Distinct on Postgresql JSON data column

If you use PG 9.4 , using JSONB rather than JSON solves this problem Example :

-- JSON datatype test 

create table t1 (id int, val json);
insert into t1 (id,val) values (1,'{"name":"value"}');
insert into t1 (id,val) values (1,'{"name":"value"}');
insert into t1 (id,val) values (2,'{"key":"value"}');
select * from t1 order by id;
select distinct * from t1 order by id;

-- JSONB datatype test 

create table t2 (id int, val jsonb);
insert into t2 (id,val) values (1,'{"name":"value"}');
insert into t2 (id,val) values (1,'{"name":"value"}');
insert into t2 (id,val) values (2,'{"key":"value"}');

select * from t2 order by id;

select distinct * from t2 order by id;

Result of running the above script :

CREATE TABLE
INSERT 0 1
INSERT 0 1
INSERT 0 1
1 | {"name":"value"}
1 | {"name":"value"}
2 | {"key":"value"}

ERROR:  could not identify an equality operator for type json
LINE 1: select distinct * from t1 order by id;
                    ^
CREATE TABLE
INSERT 0 1
INSERT 0 1
INSERT 0 1
1 | {"name": "value"}
1 | {"name": "value"}
2 | {"key": "value"}

1 | {"name": "value"}
2 | {"key": "value"}

As you can see PG succeeded to imply DISTINCT on a JSONB column while it fails on a JSON column !

Try also the following to see that actually keys in the JSONB are sorted :

insert into t2 values (3, '{"a":"1", "b":"2"}');
insert into t2 values (3, '{"b":"2", "a":"1"}');
select * from t2;

1 | {"name": "value"}
1 | {"name": "value"}
2 | {"key": "value"}
3 | {"a": "1", "b": "2"}
3 | {"a": "1", "b": "2"}

note that '{"b":"2", "a":"1"}' was inserted as '{"a":"1", "b":"2"}' therefor PG identifies that as the same record :

select distinct * from t2;
3 | {"a": "1", "b": "2"}
2 | {"key": "value"}
1 | {"name": "value"}

Yeah, unfortunately postgres json doesn't implement equality, but jsonb does. So migrating json columns to jsonb and it should work okay.


Sorry I'm late on this answer, but it might help others.

As I understand your query, you're only getting possible duplicates on profiles because of the many-to-many join to integrations (which you're using to determine which profiles to access).

Because of that, you can use a new GROUP BY feature as of 9.1:

When GROUP BY is present, it is not valid for the SELECT list expressions to refer to ungrouped columns except within aggregate functions or if the ungrouped column is functionally dependent on the grouped columns, since there would otherwise be more than one possible value to return for an ungrouped column.

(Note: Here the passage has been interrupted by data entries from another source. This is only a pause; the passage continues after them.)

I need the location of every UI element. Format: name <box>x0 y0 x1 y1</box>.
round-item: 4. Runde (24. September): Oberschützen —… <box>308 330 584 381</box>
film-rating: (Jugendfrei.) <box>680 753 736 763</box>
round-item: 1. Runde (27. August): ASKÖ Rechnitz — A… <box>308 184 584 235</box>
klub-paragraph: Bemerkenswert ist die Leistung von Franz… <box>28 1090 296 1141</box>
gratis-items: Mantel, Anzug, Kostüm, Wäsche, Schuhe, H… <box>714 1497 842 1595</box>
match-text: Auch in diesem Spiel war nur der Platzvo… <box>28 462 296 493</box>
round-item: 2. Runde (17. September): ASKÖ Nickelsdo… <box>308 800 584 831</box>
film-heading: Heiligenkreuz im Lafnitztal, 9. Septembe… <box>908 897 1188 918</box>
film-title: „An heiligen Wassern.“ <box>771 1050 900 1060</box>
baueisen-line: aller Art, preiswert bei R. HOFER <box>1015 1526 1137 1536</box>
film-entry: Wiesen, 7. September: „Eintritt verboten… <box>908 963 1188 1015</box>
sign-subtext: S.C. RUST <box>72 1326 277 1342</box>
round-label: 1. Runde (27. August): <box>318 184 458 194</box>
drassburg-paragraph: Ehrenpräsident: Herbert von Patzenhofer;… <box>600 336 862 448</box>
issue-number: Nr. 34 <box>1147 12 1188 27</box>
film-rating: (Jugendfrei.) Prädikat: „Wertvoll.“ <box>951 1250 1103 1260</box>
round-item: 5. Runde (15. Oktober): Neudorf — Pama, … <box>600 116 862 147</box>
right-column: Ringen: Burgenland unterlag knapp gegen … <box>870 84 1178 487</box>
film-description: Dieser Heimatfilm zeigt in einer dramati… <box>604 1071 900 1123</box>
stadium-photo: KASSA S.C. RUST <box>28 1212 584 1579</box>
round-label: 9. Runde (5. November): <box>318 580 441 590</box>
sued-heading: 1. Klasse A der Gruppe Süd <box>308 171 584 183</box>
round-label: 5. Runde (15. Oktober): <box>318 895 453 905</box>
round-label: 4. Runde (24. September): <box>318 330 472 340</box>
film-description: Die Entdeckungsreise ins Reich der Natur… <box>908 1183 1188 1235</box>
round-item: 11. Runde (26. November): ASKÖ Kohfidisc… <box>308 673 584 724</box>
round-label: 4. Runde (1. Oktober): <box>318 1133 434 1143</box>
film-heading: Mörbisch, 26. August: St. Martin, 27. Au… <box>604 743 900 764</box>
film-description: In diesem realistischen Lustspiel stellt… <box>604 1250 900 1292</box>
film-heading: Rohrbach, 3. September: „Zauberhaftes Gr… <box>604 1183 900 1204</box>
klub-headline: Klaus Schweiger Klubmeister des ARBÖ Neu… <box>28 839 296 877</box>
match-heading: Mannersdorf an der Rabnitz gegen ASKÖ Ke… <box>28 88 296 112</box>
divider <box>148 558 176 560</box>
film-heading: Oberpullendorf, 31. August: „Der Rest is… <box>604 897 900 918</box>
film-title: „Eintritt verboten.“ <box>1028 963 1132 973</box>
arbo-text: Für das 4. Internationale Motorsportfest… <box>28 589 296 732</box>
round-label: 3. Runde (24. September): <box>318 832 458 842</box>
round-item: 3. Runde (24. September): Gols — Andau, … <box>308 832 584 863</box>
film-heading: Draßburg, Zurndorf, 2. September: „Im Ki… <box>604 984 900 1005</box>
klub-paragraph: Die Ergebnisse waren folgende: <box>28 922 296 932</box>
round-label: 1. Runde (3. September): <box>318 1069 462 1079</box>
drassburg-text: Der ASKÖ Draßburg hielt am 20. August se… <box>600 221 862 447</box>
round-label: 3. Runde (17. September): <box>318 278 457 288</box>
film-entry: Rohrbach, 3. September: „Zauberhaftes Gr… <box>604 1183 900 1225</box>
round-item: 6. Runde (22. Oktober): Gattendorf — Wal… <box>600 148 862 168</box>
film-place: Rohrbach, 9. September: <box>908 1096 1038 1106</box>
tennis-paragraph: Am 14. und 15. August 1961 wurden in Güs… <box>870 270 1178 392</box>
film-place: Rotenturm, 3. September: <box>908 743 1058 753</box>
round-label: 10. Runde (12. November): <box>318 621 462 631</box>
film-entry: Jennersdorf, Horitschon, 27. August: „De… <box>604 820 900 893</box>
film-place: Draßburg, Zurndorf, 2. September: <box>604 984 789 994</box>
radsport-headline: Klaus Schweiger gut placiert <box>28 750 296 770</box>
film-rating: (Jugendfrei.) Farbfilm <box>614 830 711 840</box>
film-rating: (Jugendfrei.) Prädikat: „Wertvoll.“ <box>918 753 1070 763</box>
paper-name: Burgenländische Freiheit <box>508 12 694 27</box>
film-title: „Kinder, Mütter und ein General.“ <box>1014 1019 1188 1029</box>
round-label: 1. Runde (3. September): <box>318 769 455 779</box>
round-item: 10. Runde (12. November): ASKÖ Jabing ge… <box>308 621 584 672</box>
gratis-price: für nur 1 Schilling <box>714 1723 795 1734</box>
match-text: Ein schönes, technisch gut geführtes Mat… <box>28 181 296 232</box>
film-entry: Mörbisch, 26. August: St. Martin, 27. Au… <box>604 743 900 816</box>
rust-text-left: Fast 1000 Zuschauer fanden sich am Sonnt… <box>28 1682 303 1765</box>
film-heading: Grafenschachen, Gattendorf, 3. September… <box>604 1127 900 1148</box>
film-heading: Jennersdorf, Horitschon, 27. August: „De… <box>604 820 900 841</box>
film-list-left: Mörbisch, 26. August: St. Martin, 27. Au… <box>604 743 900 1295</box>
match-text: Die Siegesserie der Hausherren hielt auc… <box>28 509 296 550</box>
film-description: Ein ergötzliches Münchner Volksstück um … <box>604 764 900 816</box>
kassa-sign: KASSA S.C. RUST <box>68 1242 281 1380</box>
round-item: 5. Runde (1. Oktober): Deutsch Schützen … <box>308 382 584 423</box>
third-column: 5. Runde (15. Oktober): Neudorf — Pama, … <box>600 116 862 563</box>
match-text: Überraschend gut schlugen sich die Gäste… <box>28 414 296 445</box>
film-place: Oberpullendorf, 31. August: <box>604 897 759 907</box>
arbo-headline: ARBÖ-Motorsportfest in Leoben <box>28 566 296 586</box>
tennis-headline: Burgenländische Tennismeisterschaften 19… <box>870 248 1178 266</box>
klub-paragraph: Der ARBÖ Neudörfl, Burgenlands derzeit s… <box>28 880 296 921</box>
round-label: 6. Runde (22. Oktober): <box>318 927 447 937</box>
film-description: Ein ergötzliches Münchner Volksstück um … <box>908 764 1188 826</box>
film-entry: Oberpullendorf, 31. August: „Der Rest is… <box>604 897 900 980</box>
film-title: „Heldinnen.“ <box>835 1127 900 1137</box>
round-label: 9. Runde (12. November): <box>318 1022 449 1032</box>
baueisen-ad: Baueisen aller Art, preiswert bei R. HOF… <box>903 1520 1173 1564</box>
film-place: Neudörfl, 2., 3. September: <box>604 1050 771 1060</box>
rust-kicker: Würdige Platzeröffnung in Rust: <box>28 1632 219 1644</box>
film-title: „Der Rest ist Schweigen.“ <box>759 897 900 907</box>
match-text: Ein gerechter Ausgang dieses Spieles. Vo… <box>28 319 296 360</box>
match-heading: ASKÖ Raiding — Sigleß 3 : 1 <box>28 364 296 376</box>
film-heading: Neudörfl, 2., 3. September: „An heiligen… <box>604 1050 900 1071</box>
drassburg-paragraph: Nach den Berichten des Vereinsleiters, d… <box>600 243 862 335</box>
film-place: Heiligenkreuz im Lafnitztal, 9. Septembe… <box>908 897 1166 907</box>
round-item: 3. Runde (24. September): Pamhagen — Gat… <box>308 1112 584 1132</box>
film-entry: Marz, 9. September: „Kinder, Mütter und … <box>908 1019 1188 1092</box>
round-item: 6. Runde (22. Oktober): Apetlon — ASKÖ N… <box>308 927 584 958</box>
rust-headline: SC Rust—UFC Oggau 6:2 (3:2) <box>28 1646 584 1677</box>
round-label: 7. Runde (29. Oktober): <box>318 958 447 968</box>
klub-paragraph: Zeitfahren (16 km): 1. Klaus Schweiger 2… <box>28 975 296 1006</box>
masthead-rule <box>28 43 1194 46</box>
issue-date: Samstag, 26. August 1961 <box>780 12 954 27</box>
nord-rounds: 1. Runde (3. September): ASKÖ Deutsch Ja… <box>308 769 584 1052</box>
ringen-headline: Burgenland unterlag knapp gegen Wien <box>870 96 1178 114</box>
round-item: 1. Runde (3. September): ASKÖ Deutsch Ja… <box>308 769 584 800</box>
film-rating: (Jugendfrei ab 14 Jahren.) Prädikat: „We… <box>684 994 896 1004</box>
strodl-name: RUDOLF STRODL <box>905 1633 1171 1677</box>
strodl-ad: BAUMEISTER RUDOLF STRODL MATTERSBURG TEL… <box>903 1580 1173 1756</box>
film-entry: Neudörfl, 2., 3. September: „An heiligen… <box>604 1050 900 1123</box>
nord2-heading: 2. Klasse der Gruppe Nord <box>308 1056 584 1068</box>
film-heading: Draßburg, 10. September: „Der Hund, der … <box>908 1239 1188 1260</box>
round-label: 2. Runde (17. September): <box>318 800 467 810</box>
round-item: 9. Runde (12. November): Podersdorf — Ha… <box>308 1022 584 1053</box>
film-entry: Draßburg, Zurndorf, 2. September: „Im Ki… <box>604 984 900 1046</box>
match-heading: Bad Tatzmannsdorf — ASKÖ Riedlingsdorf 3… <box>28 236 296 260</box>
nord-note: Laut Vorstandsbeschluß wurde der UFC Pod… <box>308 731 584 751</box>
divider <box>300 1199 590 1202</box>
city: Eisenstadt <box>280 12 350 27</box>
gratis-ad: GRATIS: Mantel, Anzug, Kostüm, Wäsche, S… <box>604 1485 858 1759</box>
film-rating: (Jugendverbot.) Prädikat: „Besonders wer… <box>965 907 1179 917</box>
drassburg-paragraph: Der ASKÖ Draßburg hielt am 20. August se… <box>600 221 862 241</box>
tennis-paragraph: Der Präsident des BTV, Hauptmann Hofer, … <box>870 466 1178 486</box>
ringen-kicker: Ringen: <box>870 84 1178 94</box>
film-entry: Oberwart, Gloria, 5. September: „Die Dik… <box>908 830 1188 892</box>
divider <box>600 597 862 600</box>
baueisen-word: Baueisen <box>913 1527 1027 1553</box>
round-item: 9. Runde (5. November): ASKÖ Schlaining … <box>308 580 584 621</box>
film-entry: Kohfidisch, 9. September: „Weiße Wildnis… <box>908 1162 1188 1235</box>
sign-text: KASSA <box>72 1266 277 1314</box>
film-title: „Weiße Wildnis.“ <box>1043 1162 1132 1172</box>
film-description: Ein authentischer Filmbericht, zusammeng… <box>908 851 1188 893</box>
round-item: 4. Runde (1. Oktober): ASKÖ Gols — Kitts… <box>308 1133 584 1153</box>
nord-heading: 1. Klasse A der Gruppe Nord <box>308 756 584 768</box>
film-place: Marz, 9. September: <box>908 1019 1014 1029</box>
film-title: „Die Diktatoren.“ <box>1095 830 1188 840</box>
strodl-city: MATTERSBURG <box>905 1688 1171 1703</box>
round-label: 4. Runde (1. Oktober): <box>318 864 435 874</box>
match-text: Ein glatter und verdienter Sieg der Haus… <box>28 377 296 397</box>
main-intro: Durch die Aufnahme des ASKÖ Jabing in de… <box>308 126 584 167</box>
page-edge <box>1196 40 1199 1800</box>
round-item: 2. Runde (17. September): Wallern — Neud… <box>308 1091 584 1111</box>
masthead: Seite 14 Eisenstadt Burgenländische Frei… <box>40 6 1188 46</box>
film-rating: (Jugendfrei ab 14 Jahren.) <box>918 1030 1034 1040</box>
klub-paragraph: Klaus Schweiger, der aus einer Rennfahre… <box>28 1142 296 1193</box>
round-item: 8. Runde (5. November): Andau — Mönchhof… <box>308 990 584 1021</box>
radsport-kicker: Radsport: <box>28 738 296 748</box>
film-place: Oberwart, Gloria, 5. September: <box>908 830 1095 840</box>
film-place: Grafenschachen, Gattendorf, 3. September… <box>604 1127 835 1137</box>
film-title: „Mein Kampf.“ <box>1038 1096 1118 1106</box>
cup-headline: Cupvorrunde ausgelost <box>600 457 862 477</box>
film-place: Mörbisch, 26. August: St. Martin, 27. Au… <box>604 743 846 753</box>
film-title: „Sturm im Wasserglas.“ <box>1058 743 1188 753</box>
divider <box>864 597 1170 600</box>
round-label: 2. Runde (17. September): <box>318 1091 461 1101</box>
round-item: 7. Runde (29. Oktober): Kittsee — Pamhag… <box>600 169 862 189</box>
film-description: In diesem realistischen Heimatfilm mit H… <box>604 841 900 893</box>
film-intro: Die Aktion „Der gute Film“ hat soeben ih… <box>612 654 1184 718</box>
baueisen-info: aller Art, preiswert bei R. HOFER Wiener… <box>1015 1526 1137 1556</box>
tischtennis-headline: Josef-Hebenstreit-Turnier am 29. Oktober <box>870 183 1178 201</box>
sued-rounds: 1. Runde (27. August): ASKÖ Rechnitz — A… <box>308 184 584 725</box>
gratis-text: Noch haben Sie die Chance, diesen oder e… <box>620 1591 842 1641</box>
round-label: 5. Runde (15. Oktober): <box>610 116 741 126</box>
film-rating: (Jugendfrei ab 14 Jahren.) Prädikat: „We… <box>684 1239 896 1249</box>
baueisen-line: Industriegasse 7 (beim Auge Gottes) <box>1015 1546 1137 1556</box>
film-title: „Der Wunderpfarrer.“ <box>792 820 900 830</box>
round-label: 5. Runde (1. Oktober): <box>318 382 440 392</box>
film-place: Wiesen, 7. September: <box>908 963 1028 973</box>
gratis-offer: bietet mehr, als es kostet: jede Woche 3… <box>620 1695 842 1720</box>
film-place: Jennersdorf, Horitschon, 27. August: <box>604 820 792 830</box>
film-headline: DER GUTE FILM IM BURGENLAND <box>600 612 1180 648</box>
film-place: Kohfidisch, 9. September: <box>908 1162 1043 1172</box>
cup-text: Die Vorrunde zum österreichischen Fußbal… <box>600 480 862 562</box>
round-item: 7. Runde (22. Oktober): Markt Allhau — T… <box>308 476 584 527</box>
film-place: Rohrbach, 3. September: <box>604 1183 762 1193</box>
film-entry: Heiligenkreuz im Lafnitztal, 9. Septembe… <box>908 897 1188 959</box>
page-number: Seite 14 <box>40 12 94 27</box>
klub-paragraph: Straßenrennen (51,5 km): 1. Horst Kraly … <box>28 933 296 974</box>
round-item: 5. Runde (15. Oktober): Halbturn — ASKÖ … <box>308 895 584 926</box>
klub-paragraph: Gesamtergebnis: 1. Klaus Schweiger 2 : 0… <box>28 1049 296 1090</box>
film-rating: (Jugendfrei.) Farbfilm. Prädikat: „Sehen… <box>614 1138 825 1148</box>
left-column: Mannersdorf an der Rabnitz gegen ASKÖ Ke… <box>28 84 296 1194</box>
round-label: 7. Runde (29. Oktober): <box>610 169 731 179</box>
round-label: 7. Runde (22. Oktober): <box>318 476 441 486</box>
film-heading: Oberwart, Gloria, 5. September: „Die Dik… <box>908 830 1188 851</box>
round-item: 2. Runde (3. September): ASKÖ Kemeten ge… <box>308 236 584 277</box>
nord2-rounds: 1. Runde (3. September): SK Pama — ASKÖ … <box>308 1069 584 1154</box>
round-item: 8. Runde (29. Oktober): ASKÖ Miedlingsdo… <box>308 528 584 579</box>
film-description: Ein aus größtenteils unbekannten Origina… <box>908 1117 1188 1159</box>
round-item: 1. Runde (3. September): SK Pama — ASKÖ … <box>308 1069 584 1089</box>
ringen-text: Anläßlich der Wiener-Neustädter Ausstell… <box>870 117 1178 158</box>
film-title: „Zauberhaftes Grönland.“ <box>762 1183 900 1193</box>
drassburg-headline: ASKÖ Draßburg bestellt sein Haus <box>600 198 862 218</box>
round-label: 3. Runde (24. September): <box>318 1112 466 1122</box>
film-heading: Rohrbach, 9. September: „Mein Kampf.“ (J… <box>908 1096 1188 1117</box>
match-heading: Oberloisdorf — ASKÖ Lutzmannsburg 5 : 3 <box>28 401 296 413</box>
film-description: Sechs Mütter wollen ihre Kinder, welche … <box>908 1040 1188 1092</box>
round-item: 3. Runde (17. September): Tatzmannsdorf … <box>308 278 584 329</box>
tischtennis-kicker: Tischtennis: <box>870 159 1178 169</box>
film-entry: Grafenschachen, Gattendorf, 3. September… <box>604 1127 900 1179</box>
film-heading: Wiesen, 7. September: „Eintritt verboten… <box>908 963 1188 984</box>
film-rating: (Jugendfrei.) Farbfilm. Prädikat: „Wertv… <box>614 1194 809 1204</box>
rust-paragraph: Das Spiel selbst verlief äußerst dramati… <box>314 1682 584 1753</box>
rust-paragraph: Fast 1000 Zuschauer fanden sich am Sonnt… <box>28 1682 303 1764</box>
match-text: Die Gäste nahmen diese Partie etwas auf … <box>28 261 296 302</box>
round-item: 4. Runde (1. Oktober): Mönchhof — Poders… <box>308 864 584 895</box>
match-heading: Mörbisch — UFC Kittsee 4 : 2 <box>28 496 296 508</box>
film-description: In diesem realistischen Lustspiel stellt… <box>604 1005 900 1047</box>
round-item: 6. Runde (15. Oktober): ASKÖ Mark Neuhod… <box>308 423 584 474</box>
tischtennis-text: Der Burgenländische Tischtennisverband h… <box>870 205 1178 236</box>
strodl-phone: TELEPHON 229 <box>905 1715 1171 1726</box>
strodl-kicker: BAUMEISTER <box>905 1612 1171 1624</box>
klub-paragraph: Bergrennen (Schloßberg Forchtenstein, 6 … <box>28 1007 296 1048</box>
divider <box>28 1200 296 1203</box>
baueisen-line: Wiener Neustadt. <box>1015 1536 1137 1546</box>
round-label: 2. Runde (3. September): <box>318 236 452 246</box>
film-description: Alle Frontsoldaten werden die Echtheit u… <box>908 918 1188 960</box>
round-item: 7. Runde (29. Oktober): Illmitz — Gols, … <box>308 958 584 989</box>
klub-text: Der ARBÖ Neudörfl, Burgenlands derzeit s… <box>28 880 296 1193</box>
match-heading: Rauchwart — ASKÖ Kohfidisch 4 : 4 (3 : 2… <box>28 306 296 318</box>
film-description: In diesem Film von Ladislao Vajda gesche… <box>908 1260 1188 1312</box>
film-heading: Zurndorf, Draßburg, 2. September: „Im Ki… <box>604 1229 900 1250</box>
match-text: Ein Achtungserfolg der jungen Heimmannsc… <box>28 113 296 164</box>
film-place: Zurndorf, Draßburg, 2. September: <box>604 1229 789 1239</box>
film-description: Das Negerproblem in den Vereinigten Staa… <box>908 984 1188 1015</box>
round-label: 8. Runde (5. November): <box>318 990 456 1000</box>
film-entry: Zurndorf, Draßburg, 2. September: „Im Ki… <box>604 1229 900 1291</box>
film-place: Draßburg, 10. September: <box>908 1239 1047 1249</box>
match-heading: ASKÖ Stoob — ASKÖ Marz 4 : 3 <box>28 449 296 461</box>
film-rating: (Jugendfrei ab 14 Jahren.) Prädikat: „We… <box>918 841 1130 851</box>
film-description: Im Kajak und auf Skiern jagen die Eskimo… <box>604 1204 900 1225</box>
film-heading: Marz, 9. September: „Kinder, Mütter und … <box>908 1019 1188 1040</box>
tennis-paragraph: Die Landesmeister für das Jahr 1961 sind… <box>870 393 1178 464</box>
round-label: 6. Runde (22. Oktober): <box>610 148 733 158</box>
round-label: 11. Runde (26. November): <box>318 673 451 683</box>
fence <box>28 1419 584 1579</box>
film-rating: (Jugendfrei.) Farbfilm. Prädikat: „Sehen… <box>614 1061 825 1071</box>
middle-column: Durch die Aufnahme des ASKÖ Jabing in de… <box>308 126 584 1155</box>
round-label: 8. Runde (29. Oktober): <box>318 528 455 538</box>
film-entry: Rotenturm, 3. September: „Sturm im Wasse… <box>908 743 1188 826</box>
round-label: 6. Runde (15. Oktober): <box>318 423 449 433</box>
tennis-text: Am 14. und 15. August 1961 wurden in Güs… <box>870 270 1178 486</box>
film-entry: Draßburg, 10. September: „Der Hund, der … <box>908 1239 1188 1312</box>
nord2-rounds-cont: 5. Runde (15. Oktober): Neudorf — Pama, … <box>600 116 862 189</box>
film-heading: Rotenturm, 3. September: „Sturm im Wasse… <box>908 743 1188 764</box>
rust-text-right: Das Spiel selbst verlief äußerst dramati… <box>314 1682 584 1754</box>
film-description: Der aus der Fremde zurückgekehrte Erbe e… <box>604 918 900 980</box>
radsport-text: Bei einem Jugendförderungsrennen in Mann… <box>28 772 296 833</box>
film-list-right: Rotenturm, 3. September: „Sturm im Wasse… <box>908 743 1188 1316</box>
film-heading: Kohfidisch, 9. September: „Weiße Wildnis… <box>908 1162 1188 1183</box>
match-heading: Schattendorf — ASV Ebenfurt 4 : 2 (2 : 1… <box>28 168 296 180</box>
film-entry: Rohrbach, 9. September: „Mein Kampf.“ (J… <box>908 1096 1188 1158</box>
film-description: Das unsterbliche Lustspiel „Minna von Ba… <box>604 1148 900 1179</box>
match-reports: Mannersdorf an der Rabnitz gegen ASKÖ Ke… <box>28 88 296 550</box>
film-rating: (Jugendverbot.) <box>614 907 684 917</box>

A functional dependency exists if the grouped columns (or a subset thereof) are the primary key of the table containing the ungrouped column.

So in your case, you could get Ruby to create the query (sorry, I don't know the Ruby syntax you're using)...

SELECT profiles.* 
FROM "profiles" 
  INNER JOIN "integration_profiles" ON "profiles"."id" = "integration_profiles"."profile_id" 
  INNER JOIN "integrations" ON "integration_profiles"."integration_id" = "integrations"."id" 
WHERE "integrations"."user_id" = $1
GROUP BY "profiles"."id"

I only removed the DISTINCT from your SELECT clause and added the GROUP BY.

By referring ONLY to the id in the GROUP BY, you take advantage of that new feature because all the remaining profiles columns are "functionally dependent" on that id primary key.

Somehow, wonderfully that avoids the need for Postgres to do equality checks on the dependent columns (ie your json column in this case).

The DISTINCT ON solution is also great, and clearly sufficient in your case, but you can't use aggregate functions like array_agg with it. You CAN with this GROUP BY approach. Happy days! :)


The reason behind this, is that in PostgreSQL (up to 9.3) there is no equality operator defined for json (i.e. val1::json = val2::json will always throw this exception) -- in 9.4 there will be one for the jsonb type.

One workaround is, you can cast your json field to text. But that won't cover all json equalitions. f.ex. {"a":1,"b":2} should be equal to {"b":2,"a":1}, but won't be equal if casted to text.

Another workaround is (if you have a primary key for that table -- which should be) you can use the DISTINCT ON (<expressions>) form:

u.profiles.select("DISTINCT ON (profiles.id) profiles.*")

Note: One known caveat for DISTINCT ON:

The DISTINCT ON expression(s) must match the leftmost ORDER BY expression(s). The ORDER BY clause will normally contain additional expression(s) that determine the desired precedence of rows within each DISTINCT ON group.